Genzyme proved that designing therapies for rare diseases can be profitable. Early on, Genzyme scientists developed Ceredase, an enzyme obtained from human placentas to treat Gaucher's disease, an enzyme-deficiency disorder, and later followed it up with Cerezyme, a similar enzyme grown in mammalian cell cultures. It is Genzyme's expertise with therapeutic enzymes and experience with rare diseases that attracted sanofi.

The pattern has become a familiar one in recent years: a pharmaceutical giant acquires a smaller biotech company as a way of stocking up on new drug candidates. The risk is that the culture clash between a larger, mature firm and its smaller, leaner acquisition can chase away the talent that the acquiring company was hoping to tap…

"No matter what big pharma does, it is different from biotech, and different people are drawn to these two different cultures," says Alison Taunton-Rigby, a former senior vice-president at Genzyme.

For example, when Swiss pharma Roche fully acquired Genentech in 2009, a mass exodus of talent ensued.
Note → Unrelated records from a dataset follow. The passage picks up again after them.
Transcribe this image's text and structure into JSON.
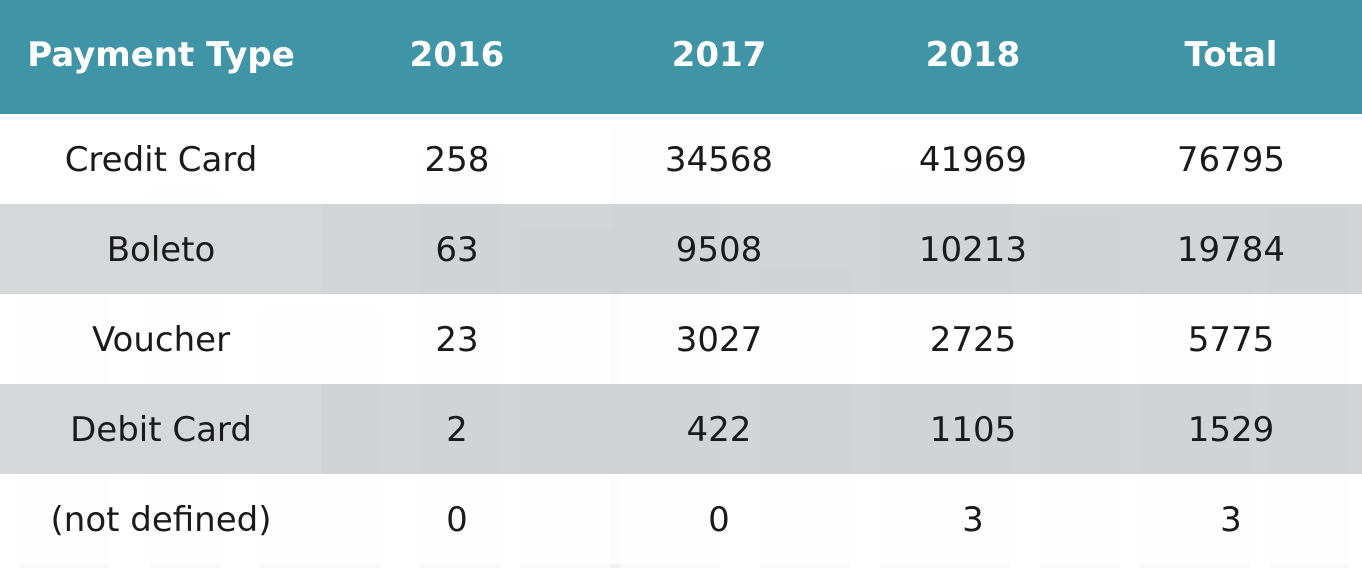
{
  "table": {
    "headers": [
      "Payment Type",
      "2016",
      "2017",
      "2018",
      "Total"
    ],
    "rows": [
      {
        "type": "Credit Card",
        "y2016": "258",
        "y2017": "34568",
        "y2018": "41969",
        "total": "76795"
      },
      {
        "type": "Boleto",
        "y2016": "63",
        "y2017": "9508",
        "y2018": "10213",
        "total": "19784"
      },
      {
        "type": "Voucher",
        "y2016": "23",
        "y2017": "3027",
        "y2018": "2725",
        "total": "5775"
      },
      {
        "type": "Debit Card",
        "y2016": "2",
        "y2017": "422",
        "y2018": "1105",
        "total": "1529"
      },
      {
        "type": "(not defined)",
        "y2016": "0",
        "y2017": "0",
        "y2018": "3",
        "total": "3"
      }
    ]
  },
  "colors": {
    "header_bg": "#3f94a5",
    "header_text": "#ffffff",
    "row_alt_bg": "#c8cbcf",
    "body_text": "#1a1a1a"
  }
}
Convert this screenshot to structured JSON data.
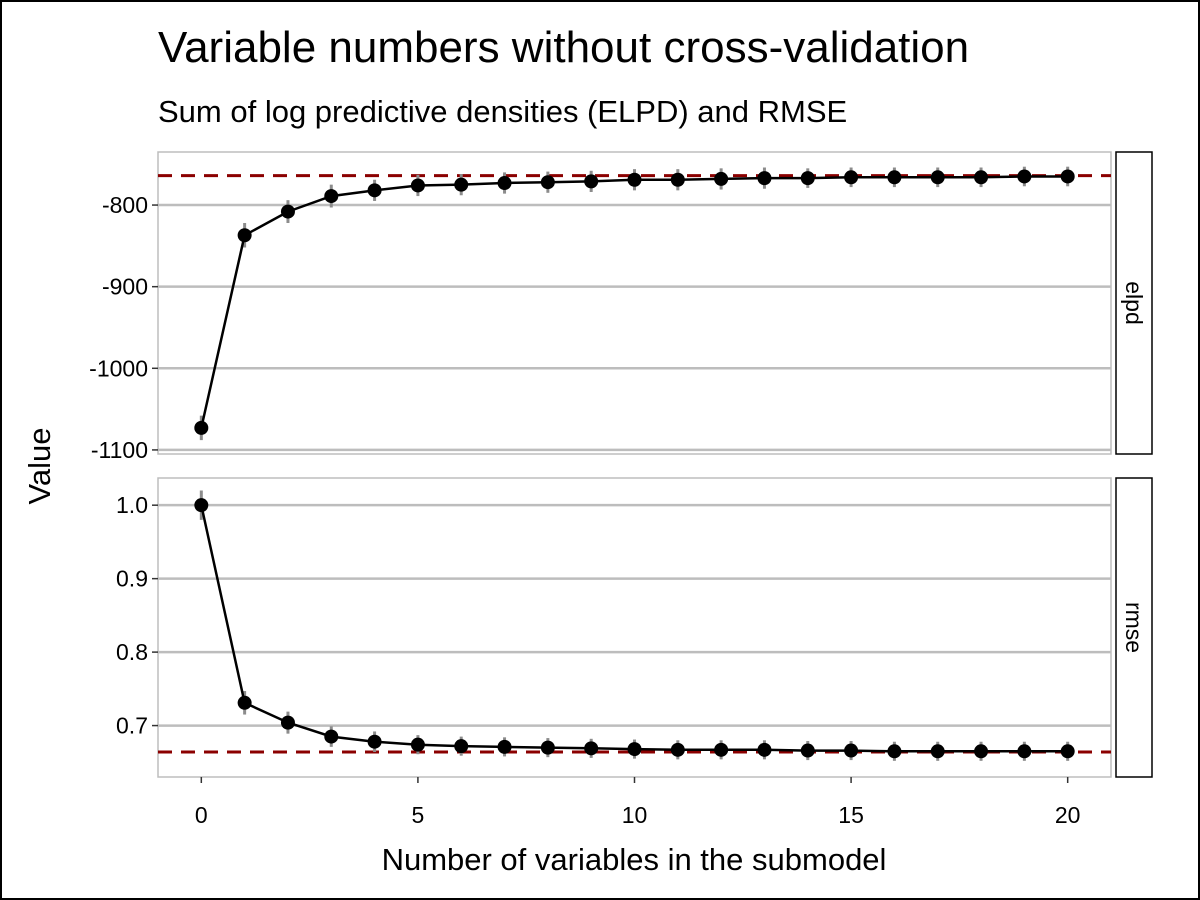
{
  "chart_data": {
    "type": "line",
    "title": "Variable numbers without cross-validation",
    "subtitle": "Sum of log predictive densities (ELPD) and RMSE",
    "xlabel": "Number of variables in the submodel",
    "ylabel": "Value",
    "x": [
      0,
      1,
      2,
      3,
      4,
      5,
      6,
      7,
      8,
      9,
      10,
      11,
      12,
      13,
      14,
      15,
      16,
      17,
      18,
      19,
      20
    ],
    "xlim": [
      -1,
      21
    ],
    "xticks": [
      0,
      5,
      10,
      15,
      20
    ],
    "grid": "horizontal major",
    "colors": {
      "line": "#000000",
      "point": "#000000",
      "errorbar": "#8c8c8c",
      "reference": "#8b0000",
      "grid": "#bdbdbd",
      "panel_border": "#bdbdbd"
    },
    "panels": [
      {
        "strip": "elpd",
        "ylim": [
          -1105,
          -735
        ],
        "yticks": [
          -800,
          -900,
          -1000,
          -1100
        ],
        "ytick_labels": [
          "-800",
          "-900",
          "-1000",
          "-1100"
        ],
        "reference": -764,
        "values": [
          -1073,
          -837,
          -808,
          -789,
          -782,
          -776,
          -775,
          -773,
          -772,
          -771,
          -769,
          -769,
          -768,
          -767,
          -767,
          -766,
          -766,
          -766,
          -766,
          -765,
          -765
        ],
        "error": [
          15,
          15,
          14,
          14,
          13,
          13,
          13,
          13,
          13,
          13,
          13,
          13,
          13,
          13,
          12,
          12,
          12,
          12,
          12,
          12,
          12
        ]
      },
      {
        "strip": "rmse",
        "ylim": [
          0.63,
          1.037
        ],
        "yticks": [
          1.0,
          0.9,
          0.8,
          0.7
        ],
        "ytick_labels": [
          "1.0",
          "0.9",
          "0.8",
          "0.7"
        ],
        "reference": 0.664,
        "values": [
          1.0,
          0.731,
          0.704,
          0.685,
          0.678,
          0.674,
          0.672,
          0.671,
          0.67,
          0.669,
          0.668,
          0.667,
          0.667,
          0.667,
          0.666,
          0.666,
          0.665,
          0.665,
          0.665,
          0.665,
          0.665
        ],
        "error": [
          0.02,
          0.016,
          0.015,
          0.014,
          0.014,
          0.013,
          0.013,
          0.013,
          0.013,
          0.013,
          0.013,
          0.013,
          0.013,
          0.013,
          0.013,
          0.013,
          0.013,
          0.013,
          0.013,
          0.013,
          0.013
        ]
      }
    ]
  }
}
Despite Roche's assurances that its new acquisition would remain largely independent, many of Genentech's top executives left soon after the purchase was announced – peppering the west coast with biotech start-ups [Nature].

But acquisitions by pharma don’t always sound the death knell for innovation at biotechnology firms, Nature explains:

Some say that Millennium Pharmaceuticals, another Cambridge biotechnology firm, may benefit from its acquisition by Japanese drug maker Takeda in 2008. Millennium had assembled a talented team of scientists, but its approach – to use genomics to fuel drug discovery – had foundered. In this case, the acquisition by Takeda could provide a turnaround by changing the focus or management of the company…

Both companies’ boards are unanimously optimistic.

"This transaction will create a meaningful new growth platform for sanofi-aventis while expanding our footprint in biotechnology,” says Christopher Viehbacher, CEO of sanofi-aventis.

Genzyme’s Henri Termeer adds: “We also share an exciting vision of the future, one in which Genzyme and sanofi-aventis grow and innovate by developing breakthrough treatments that change the lives of people with serious diseases.”

According to Bloomberg, the 9-month pursuit began with a $18.5 billion bid and ended with a purchase valuing Genzyme at 4.7 times sales – compared with a median multiple of 4.3 for US drug and biotech companies in the past 5 years.